そうなると、私が東京から戻って介護をするしかないのだろうか。その考えが頭をよぎるたびに、私は感情を捨てた。
やがて、母の要介護認定の面接が終わったと連絡が入った。結果が出るのは1カ月ほど先になるという。12月半ばには通知が届くだろうと聞き、私はその頃に帰省して必要な準備が進められるよう段取りを始めた。

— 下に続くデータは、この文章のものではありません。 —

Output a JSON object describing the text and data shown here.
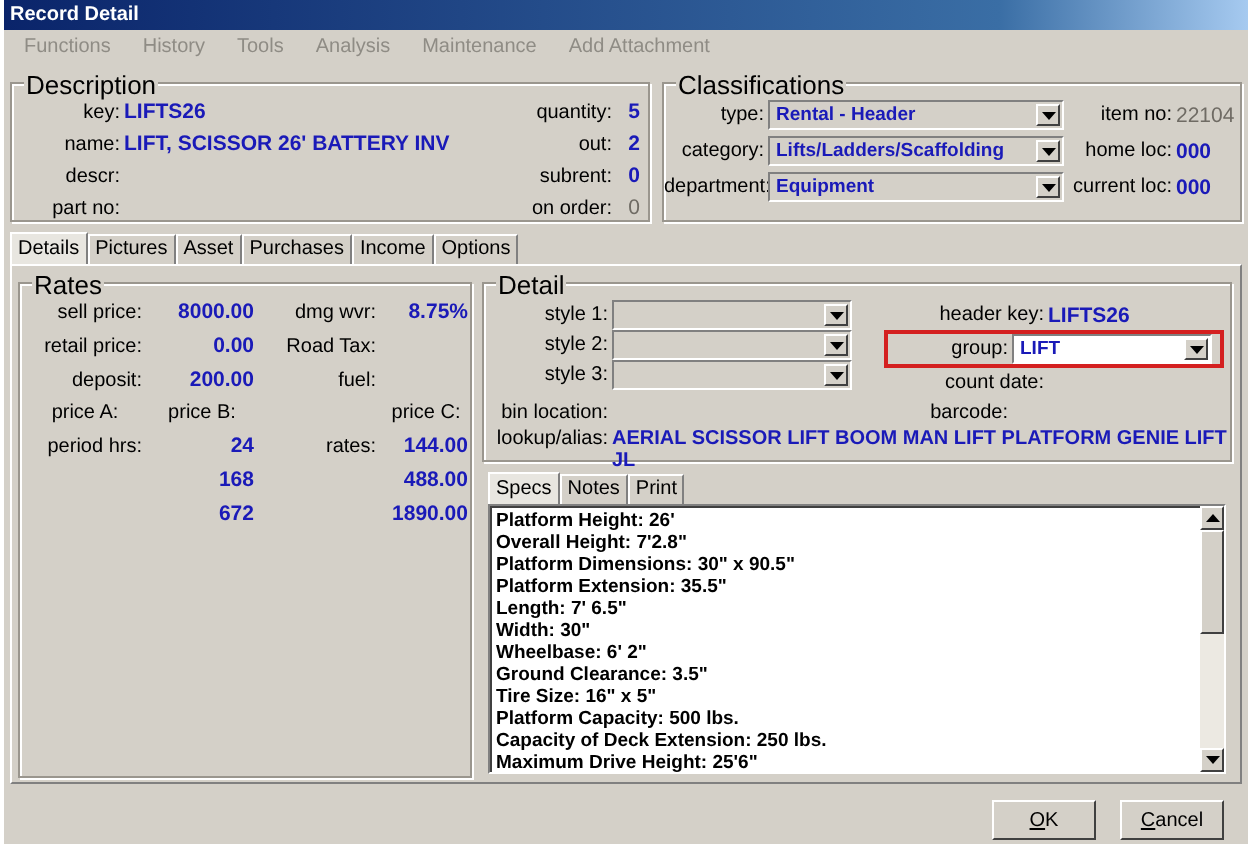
{
  "window": {
    "title": "Record Detail"
  },
  "menu": [
    {
      "label": "Functions",
      "disabled": true
    },
    {
      "label": "History",
      "disabled": true
    },
    {
      "label": "Tools",
      "disabled": true
    },
    {
      "label": "Analysis",
      "disabled": true
    },
    {
      "label": "Maintenance",
      "disabled": true
    },
    {
      "label": "Add Attachment",
      "disabled": true
    }
  ],
  "description": {
    "title": "Description",
    "fields": [
      {
        "label": "key:",
        "value": "LIFTS26"
      },
      {
        "label": "name:",
        "value": "LIFT, SCISSOR 26'  BATTERY INV"
      },
      {
        "label": "descr:"
      },
      {
        "label": "part no:"
      }
    ],
    "counts": [
      {
        "label": "quantity:",
        "value": "5",
        "disabled": false
      },
      {
        "label": "out:",
        "value": "2",
        "disabled": false
      },
      {
        "label": "subrent:",
        "value": "0",
        "disabled": false
      },
      {
        "label": "on order:",
        "value": "0",
        "disabled": true
      }
    ]
  },
  "classifications": {
    "title": "Classifications",
    "selects": [
      {
        "label": "type:",
        "value": "Rental - Header"
      },
      {
        "label": "category:",
        "value": "Lifts/Ladders/Scaffolding"
      },
      {
        "label": "department:",
        "value": "Equipment"
      }
    ],
    "info": [
      {
        "label": "item no:",
        "value": "22104",
        "disabled": true
      },
      {
        "label": "home loc:",
        "value": "000",
        "disabled": false
      },
      {
        "label": "current loc:",
        "value": "000",
        "disabled": false
      }
    ]
  },
  "tabs": [
    {
      "label": "Details",
      "selected": true
    },
    {
      "label": "Pictures",
      "selected": false
    },
    {
      "label": "Asset",
      "selected": false
    },
    {
      "label": "Purchases",
      "selected": false
    },
    {
      "label": "Income",
      "selected": false
    },
    {
      "label": "Options",
      "selected": false
    }
  ],
  "rates": {
    "title": "Rates",
    "rows": [
      [
        {
          "kind": "label",
          "text": "sell price:"
        },
        {
          "kind": "value",
          "text": "8000.00"
        },
        {
          "kind": "label",
          "text": "dmg wvr:"
        },
        {
          "kind": "value",
          "text": "8.75%"
        }
      ],
      [
        {
          "kind": "label",
          "text": "retail price:"
        },
        {
          "kind": "value",
          "text": "0.00"
        },
        {
          "kind": "label",
          "text": "Road Tax:"
        },
        {
          "kind": "blank"
        }
      ],
      [
        {
          "kind": "label",
          "text": "deposit:"
        },
        {
          "kind": "value",
          "text": "200.00"
        },
        {
          "kind": "label",
          "text": "fuel:"
        },
        {
          "kind": "blank"
        }
      ],
      [
        {
          "kind": "heading",
          "text": "price A:"
        },
        {
          "kind": "heading",
          "text": "price B:"
        },
        {
          "kind": "blank"
        },
        {
          "kind": "heading",
          "text": "price C:"
        }
      ],
      [
        {
          "kind": "label",
          "text": "period hrs:"
        },
        {
          "kind": "value",
          "text": "24"
        },
        {
          "kind": "label",
          "text": "rates:"
        },
        {
          "kind": "value",
          "text": "144.00"
        }
      ],
      [
        {
          "kind": "blank"
        },
        {
          "kind": "value",
          "text": "168"
        },
        {
          "kind": "blank"
        },
        {
          "kind": "value",
          "text": "488.00"
        }
      ],
      [
        {
          "kind": "blank"
        },
        {
          "kind": "value",
          "text": "672"
        },
        {
          "kind": "blank"
        },
        {
          "kind": "value",
          "text": "1890.00"
        }
      ]
    ]
  },
  "detail": {
    "title": "Detail",
    "styles": [
      {
        "label": "style 1:"
      },
      {
        "label": "style 2:"
      },
      {
        "label": "style 3:"
      }
    ],
    "header_key": {
      "label": "header key:",
      "value": "LIFTS26"
    },
    "group": {
      "label": "group:",
      "value": "LIFT",
      "highlighted": true
    },
    "count_date": {
      "label": "count date:"
    },
    "bin_location": {
      "label": "bin location:"
    },
    "barcode": {
      "label": "barcode:"
    },
    "lookup": {
      "label": "lookup/alias:",
      "value": "AERIAL SCISSOR LIFT BOOM MAN LIFT PLATFORM GENIE LIFT JL"
    }
  },
  "spec_tabs": [
    {
      "label": "Specs",
      "selected": true
    },
    {
      "label": "Notes",
      "selected": false
    },
    {
      "label": "Print",
      "selected": false
    }
  ],
  "specs": [
    "Platform Height: 26'",
    "Overall Height: 7'2.8\"",
    "Platform Dimensions: 30\" x 90.5\"",
    "Platform Extension: 35.5\"",
    "Length: 7' 6.5\"",
    "Width: 30\"",
    "Wheelbase: 6' 2\"",
    "Ground Clearance: 3.5\"",
    "Tire Size: 16\" x 5\"",
    "Platform Capacity: 500 lbs.",
    "Capacity of Deck Extension: 250 lbs.",
    "Maximum Drive Height: 25'6\""
  ],
  "buttons": [
    "OK",
    "Cancel"
  ]
}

母の要介護度がわかった時点で、どう動くか。自宅に戻ってきてほしいという父の思いと、自分のことが何もできなくなった母の生活。この2つを両立させるには、住み慣れた家での暮らしを続けながら、必要な介護や医療ケアを受けられる「看護小規模多機能型居宅介護」(看多機)の利用が適しているのではないかと包括の担当者から提案があった。要介護1以上であれば利用できる点も現実的だ。